# Cooking in the rain



## richard cameron (Nov 19, 2016)

I’m in sunny California where the sun shines all the time.  Of course the day that I plan on cooking pulled pork in my smoker it decides to rain.  So up goes my awning, and my cooking goes on. 













Cooking in the rain.jpg



__ richard cameron
__ Nov 19, 2016


----------



## SmokinAl (Nov 19, 2016)

Nice setup!

It rains so often here in Florida in the summer I just let it rain on the smoker.

Cools it down a bit but it picks right back up.

Maybe that's why we don't smoke too much in the summer, well that & the heat.
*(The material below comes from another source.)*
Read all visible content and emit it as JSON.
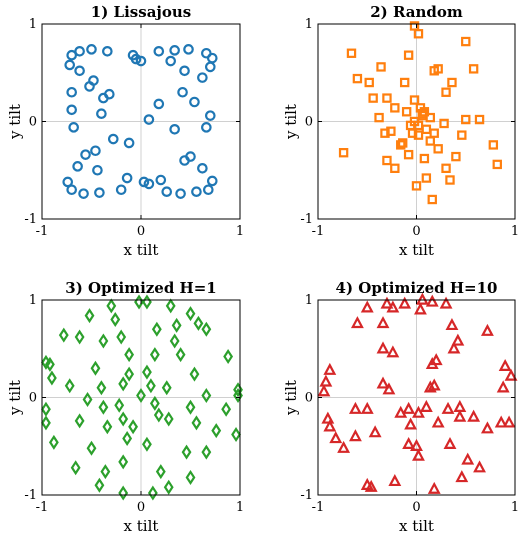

No rain these days & the smoke is rolling!

Al


----------



## bmudd14474 (Nov 19, 2016)

Gotta love it. Up here in the mountains of Nor Cal that would collapse under the snow. We are right on the snow line today at 5000'. A few more degrees of temp drop and we should have a decent amount of snow.


----------



## gearjammer (Nov 19, 2016)

Find a way, that's how smokers do it.

Where there is a smoker, there is a way.

We will be expecting pictures.

It will be great I'm sure of that.

Drink a beer and have fun.

  Ed


----------



## richard cameron (Nov 19, 2016)

Today was a busy day.  Not only did I cook some pulled pork, I also cooked pork sirloins, meatloaf, baked potatoes, and some burnt ends from some chuck roast that I cooked.  I took pictures of the pork picnic shoulder, and of the burnt ends.  Sorry no picture of the meatloaf.  It got eaten too fast.













Pork Picnic Shoulder.jpg



__ richard cameron
__ Nov 19, 2016


















Burnt Ends 1.jpg



__ richard cameron
__ Nov 19, 2016


----------



## SmokinAl (Nov 20, 2016)

Looks delicious!

Al


----------



## paul6 (Nov 20, 2016)

Looks Great ! Today in Sunny Arizona I am doing 2 racks of Spare Ribs and a Chuck and of coarse there is rain in the forecast for late morning . I am like Al I just let it rain on the smoker holding temps can be challenging . But if it was easy everyone would do it !


----------